Stevie had planned on picking Izzy up from her mother’s and taking her to see Monty for the first time since the operation. But after the night’s drama, it was paramount she attend the briefing at Central if she was to get any inkling about what they were up against. Izzy was not impressed when she rang to cancel. She would probably store the disappointment and hurt away, Stevie thought, use it for ammunition when she was a teenager. Stevie let out a heavy sigh and replaced the phone.

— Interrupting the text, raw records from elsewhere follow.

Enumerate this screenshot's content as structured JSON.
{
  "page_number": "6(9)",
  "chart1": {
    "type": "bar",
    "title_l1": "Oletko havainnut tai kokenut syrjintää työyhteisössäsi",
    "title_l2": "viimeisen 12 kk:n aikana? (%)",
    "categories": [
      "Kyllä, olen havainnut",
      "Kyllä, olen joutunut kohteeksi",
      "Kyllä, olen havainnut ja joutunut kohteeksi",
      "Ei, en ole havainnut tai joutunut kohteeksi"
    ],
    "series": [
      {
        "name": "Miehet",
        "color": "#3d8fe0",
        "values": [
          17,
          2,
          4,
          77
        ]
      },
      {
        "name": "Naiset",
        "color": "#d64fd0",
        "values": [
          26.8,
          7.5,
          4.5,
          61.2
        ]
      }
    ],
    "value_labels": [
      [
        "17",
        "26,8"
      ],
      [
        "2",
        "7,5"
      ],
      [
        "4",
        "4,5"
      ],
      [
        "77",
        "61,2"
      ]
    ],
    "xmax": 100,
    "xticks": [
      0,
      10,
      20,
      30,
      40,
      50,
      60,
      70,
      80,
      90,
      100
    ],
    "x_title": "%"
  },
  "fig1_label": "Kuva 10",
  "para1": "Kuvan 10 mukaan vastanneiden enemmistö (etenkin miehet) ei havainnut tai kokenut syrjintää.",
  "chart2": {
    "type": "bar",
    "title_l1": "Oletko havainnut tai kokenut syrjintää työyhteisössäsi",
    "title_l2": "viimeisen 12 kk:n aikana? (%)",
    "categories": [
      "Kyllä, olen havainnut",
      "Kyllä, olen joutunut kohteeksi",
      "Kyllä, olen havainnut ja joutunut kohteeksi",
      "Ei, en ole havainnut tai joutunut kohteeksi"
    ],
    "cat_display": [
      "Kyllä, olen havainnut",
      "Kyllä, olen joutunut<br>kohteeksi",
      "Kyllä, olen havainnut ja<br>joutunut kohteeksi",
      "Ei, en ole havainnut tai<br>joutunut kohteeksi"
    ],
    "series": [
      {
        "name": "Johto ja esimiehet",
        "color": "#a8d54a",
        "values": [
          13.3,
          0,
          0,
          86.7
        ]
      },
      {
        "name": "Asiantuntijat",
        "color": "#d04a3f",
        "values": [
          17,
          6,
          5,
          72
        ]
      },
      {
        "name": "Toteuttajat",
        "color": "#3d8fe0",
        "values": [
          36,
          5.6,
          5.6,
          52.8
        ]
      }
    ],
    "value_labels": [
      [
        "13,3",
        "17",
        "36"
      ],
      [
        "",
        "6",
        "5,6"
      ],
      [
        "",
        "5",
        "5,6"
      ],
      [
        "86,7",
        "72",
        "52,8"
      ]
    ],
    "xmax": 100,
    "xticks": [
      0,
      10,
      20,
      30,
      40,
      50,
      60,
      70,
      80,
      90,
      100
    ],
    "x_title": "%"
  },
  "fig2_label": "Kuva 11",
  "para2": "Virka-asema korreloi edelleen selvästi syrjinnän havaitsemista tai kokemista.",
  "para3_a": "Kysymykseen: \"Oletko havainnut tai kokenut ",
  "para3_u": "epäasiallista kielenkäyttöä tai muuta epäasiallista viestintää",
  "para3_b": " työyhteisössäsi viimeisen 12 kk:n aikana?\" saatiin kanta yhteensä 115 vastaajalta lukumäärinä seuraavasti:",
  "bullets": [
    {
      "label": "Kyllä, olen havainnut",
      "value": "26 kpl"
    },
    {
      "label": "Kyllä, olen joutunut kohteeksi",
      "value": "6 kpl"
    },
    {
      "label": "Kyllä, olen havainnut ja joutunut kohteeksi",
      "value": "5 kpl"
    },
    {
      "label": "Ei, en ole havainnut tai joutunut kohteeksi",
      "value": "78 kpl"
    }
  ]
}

Fowler had also been on the phone, talking to Angus. ‘He wants me to fill the team in at the briefing,’ he said with a noticeable edge to his voice.
They arrived at the Serious Crime Squad’s incident room with plenty of time to spare. Angus had not yet emerged from Monty’s office. Officers milled around the room sipping coffee from corrugated cardboard cups and pulling up chairs.
Wanting to remain unobtrusive, Stevie perched on her old desk at the back of the room. Wayne Pickering wandered by without seeing her, but spotted Fowler immediately. ‘Hey, what happened to your head?’ the older detective said.